I lingered on the sidewalk, not yet willing to force myself back into Matt’s house of horrors. The views from the peak of Pacific Heights were unparalleled, and today the Tuscan red Golden Gate Bridge and the emerald green Marin headlands beyond were crystal clear, as were the vistas of Alcatraz, Angel Island, Sausalito, and Tiburon. Sailboats crowded the smooth, blue-green bay waters, vying with a handful of China-based container ships lumbering to and from the Port of Oakland.
Somewhere nearby a dog barked, a motor revved, neighbors chatted.
I felt removed from it all, altered by recent events. My mind cast back to the morning my mother died, when I couldn’t believe that the world refused to stop, even for a moment, to acknowledge its loss. I remembered watching people rush about in their everyday routines; I had despised them for their normality, for not recognizing that such an essential part of the world had just slipped away.
Tears pricked the backs of my eyes, and I felt that strange, otherworldly sensation of being hugged that came over me whenever I thought of my mother.
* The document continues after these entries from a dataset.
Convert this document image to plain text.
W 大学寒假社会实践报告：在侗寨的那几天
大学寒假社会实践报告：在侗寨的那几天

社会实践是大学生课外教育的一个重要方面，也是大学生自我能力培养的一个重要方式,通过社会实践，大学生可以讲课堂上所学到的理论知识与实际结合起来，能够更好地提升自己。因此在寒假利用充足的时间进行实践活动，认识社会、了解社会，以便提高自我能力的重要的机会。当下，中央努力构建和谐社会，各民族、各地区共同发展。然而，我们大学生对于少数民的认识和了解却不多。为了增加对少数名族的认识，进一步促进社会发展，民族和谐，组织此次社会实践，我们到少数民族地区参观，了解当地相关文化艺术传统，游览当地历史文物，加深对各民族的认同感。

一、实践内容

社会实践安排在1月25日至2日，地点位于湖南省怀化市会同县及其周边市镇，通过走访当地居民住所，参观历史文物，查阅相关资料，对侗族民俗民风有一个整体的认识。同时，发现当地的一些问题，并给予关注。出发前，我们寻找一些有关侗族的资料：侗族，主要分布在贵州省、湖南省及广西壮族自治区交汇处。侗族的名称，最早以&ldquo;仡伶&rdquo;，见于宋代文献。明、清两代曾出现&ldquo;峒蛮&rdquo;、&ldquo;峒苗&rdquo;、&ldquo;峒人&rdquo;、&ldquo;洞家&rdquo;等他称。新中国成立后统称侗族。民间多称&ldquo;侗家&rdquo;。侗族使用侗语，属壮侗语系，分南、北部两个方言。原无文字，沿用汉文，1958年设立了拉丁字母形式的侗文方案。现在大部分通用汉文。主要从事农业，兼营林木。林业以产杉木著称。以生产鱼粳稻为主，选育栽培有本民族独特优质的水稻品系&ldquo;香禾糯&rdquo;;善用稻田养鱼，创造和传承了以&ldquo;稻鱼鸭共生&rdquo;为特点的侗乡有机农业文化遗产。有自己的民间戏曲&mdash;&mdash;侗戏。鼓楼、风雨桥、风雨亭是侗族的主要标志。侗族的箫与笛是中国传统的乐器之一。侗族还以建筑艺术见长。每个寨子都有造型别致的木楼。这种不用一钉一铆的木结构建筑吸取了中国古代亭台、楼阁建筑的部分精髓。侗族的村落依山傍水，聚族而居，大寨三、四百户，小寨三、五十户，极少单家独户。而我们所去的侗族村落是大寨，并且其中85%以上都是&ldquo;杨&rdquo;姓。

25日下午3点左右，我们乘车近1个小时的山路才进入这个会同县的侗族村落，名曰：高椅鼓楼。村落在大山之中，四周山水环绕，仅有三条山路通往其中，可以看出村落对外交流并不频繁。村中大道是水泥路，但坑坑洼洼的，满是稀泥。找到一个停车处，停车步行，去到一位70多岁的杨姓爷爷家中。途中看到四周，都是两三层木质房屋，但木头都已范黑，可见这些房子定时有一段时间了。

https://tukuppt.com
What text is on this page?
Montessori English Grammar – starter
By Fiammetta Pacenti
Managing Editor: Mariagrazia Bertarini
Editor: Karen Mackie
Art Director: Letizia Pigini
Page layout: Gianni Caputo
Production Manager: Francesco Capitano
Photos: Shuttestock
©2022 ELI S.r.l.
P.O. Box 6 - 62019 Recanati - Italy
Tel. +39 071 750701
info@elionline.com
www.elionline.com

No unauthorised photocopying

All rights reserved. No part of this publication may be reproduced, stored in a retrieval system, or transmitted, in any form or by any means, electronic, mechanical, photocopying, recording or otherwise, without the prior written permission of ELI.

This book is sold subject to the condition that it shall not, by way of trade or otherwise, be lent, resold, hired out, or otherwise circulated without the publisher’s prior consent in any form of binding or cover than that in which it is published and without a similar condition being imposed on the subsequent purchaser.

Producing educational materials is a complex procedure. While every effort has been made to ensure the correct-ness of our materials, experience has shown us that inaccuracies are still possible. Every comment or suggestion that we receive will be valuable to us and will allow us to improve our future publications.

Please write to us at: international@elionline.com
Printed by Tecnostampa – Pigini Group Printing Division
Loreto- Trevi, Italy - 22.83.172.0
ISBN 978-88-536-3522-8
“Is everything all right, dear?”
I looked up to see that the neighbors had descended their front steps and come over to stand by me on the sidewalk. Preceded by a subtle fog of expensive perfume, the two women looked to be in their early sixties, blond, well coiffed, and attractive; one tall and lithe, the other petite but with torpedo-style surgically enhanced breasts. Both were dressed in chic pantsuits in understated tones of cream and beige. Both had that well-preserved, polished sheen of people willing and able to spend a considerable chunk of their time and fortunes on personal trainers, masseuses, and nutritional counselors.